The directorate general of civil aviation (DGCA), in a reply to an RTI query, has substantiated its concerns over the safety standards in the airlines industry.

The reply, accessed by Governance Now, indicts several airlines for lax safety arrangements which led to as many as 18 near-miss (mid air safe-distance lapses) incidents in 2011 and 22 in the year before. It needs to be noted that these are official figures while the situation could be much more grim.

The DGCA had earlier reported that the safety practices by most major airlines were not up to the mark."One airline does not report incidents that compromise on safety, another does not have the technology for two-way communication with its planes, the third appoints a top operations officer who is not a pilot and all Indian carriers face a serious shortage of aviation safety officials mandatorily required," it said in its audit.

An aviation expert says, “These near-misses can’t be ignored as they can be precursors of future mishaps. Officially, there were 21 near-miss incidents in 2005, which went up to 26 in 2006 and if figures were still the same in 2010, then the regulator needs to wake up and pull up the airlines.”

A near-miss (also called air miss) occurs when two planes flying lower than 29,000 feet violate the mandatory 1,000-feet deviation limit.

In the disastrous mid-air collisions of 1996, two passenger aircraft of Saudi Airlines and Air Kazakhstan crashed near Delhi airport killing all 350 passengers.

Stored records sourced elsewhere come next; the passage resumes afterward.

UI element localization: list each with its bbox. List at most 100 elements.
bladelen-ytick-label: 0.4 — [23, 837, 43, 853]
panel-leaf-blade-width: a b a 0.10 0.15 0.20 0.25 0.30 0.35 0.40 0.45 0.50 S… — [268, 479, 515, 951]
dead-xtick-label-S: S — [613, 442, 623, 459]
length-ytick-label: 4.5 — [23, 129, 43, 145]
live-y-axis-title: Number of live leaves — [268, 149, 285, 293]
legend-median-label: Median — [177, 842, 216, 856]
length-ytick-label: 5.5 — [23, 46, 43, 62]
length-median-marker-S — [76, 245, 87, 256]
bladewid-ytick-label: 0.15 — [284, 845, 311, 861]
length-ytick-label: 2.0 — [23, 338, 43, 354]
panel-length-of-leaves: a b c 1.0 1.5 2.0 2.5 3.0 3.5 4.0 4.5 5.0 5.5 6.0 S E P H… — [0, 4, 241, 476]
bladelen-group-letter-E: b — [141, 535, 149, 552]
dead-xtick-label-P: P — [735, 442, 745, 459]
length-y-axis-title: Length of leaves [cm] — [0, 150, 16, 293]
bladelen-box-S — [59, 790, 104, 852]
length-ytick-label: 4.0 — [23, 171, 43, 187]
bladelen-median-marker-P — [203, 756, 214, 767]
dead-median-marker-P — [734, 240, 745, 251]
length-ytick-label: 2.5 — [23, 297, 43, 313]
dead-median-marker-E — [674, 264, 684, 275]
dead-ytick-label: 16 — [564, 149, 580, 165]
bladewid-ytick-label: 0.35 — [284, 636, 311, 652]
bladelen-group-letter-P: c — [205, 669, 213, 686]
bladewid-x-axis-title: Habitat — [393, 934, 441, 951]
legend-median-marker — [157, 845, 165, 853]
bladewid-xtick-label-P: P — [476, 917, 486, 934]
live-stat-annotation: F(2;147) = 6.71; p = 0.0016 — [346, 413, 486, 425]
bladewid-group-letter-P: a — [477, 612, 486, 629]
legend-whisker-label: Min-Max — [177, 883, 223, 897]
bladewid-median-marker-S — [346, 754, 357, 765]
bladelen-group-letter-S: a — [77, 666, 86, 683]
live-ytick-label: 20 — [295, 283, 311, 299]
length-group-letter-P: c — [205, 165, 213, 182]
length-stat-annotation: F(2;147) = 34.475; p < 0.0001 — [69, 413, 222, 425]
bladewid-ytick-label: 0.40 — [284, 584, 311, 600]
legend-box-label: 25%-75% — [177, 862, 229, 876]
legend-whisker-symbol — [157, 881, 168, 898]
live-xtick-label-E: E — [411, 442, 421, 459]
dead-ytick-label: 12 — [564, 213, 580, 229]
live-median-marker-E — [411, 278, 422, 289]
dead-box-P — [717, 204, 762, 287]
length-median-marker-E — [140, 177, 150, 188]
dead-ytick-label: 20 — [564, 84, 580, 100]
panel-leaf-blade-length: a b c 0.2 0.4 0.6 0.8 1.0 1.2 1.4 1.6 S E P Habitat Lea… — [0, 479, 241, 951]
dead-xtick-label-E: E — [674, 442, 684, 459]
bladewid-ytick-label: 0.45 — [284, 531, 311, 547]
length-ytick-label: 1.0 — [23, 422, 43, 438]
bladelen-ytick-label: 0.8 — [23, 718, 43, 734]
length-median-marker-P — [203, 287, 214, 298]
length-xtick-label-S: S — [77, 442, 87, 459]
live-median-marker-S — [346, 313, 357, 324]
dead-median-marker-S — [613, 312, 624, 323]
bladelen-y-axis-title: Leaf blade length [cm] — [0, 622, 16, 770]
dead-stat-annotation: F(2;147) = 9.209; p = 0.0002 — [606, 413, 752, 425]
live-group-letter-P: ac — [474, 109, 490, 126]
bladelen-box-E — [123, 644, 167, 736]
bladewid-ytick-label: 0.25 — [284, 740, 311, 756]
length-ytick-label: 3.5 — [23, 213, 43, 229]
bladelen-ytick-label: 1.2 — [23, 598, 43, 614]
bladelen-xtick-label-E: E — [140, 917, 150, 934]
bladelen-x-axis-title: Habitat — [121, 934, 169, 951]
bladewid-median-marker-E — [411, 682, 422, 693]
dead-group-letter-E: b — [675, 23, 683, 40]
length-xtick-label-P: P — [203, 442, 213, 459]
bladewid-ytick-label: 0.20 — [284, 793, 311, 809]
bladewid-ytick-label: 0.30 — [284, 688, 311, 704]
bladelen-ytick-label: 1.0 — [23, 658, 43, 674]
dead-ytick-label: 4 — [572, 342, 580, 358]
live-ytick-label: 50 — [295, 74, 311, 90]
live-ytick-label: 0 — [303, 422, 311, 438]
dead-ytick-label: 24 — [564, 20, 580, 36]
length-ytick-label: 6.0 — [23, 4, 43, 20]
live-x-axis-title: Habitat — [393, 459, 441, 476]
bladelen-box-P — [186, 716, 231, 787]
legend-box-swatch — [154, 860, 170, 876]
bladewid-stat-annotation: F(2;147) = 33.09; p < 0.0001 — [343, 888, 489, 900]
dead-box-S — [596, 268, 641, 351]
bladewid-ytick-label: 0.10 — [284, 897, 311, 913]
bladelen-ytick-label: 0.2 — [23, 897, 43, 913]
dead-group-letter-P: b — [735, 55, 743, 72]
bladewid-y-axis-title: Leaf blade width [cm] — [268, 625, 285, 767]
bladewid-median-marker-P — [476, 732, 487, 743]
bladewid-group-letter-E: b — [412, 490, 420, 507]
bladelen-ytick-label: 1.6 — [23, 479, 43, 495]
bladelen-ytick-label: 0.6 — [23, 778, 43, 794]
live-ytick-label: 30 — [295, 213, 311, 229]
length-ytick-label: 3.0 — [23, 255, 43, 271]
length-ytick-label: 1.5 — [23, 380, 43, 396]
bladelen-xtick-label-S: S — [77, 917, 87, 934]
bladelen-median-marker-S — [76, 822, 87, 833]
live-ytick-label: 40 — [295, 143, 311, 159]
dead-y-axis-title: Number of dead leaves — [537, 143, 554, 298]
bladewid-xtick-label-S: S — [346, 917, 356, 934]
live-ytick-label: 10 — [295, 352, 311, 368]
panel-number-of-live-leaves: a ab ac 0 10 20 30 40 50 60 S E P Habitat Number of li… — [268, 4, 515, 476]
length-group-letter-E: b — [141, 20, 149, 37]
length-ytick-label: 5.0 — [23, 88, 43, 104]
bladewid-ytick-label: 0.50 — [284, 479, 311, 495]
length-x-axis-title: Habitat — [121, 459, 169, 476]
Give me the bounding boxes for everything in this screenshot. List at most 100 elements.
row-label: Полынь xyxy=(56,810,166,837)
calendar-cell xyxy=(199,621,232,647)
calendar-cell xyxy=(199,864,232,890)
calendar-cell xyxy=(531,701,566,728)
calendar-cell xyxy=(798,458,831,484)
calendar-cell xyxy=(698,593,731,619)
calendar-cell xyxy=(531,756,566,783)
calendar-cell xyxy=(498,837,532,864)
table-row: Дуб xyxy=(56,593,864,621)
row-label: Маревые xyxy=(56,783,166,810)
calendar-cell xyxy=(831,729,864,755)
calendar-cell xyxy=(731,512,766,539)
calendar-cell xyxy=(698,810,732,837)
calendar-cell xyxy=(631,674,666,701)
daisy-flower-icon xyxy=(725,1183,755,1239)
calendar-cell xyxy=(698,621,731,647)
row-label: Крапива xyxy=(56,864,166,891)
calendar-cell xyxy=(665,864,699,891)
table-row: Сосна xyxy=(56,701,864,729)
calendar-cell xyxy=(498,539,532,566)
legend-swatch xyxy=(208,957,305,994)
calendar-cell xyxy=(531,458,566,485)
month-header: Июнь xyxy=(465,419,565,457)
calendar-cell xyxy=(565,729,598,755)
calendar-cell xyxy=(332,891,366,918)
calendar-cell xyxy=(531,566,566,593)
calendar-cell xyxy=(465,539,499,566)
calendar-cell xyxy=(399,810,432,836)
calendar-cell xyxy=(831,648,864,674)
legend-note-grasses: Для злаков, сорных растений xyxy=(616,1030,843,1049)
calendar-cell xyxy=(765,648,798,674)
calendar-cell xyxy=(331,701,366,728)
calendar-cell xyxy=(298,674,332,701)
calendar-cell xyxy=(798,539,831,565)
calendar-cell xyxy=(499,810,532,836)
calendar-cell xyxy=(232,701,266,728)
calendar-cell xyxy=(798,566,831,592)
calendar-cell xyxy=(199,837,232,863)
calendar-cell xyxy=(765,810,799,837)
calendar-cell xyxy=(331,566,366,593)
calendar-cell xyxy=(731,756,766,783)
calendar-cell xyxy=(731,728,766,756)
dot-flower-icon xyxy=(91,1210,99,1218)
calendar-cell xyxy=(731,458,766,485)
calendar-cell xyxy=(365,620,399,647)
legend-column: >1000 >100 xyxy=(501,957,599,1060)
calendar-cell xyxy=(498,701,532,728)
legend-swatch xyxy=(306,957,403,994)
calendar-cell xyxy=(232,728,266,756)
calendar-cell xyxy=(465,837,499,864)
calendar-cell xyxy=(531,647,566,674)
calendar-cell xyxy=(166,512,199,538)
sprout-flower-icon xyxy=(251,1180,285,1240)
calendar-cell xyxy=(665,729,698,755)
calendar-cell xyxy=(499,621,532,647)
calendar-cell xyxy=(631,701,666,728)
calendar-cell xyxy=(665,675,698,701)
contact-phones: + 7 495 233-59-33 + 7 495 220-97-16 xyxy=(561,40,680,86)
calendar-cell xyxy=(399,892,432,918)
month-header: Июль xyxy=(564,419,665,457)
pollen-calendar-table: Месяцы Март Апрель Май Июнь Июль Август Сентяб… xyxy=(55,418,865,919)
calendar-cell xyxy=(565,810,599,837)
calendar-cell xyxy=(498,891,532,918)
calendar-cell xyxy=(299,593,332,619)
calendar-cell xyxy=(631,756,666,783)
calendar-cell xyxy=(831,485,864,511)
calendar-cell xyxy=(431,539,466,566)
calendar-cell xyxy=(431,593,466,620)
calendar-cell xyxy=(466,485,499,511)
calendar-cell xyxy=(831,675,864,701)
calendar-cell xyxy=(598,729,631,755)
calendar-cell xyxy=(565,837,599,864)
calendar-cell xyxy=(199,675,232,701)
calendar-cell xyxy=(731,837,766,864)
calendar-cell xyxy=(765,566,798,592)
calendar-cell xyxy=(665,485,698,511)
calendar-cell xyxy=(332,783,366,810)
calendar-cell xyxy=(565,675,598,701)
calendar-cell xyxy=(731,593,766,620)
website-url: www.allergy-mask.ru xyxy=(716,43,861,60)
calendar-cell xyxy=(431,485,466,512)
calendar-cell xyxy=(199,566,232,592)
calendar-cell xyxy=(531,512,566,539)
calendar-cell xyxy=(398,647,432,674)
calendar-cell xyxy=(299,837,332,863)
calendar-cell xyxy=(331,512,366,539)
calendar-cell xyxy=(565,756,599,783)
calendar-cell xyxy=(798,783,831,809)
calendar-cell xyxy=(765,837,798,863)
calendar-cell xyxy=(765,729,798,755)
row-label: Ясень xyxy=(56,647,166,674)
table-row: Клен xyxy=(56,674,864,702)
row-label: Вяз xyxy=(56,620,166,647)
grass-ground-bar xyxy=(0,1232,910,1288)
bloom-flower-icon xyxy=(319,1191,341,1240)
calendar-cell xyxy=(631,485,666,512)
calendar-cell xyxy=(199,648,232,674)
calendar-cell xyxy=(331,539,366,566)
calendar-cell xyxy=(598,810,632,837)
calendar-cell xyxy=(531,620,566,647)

The pilots blame these air misses on the fatigue. A Jet Airways pilot says, “It is strange that the Flight and Duty Time Limitations (FDTL) rules for Indian and American pilots vary greatly. While the American civil aviation regulator has mandated that eight hours of flying is the maximum its pilots should do at night as fatigue sets in after that point, in India, according to the new rules, pilots do not get fatigued till they have completed 10 hours of flying during the night.”

Industry observers say that there could be a major disaster waiting to happen if the airlines lower the threshold for flight operational quality assurance (FOQA). FOQA is a technique to discover new ways to upgrade safety by capturing and analyzing data generated by a flying aircraft.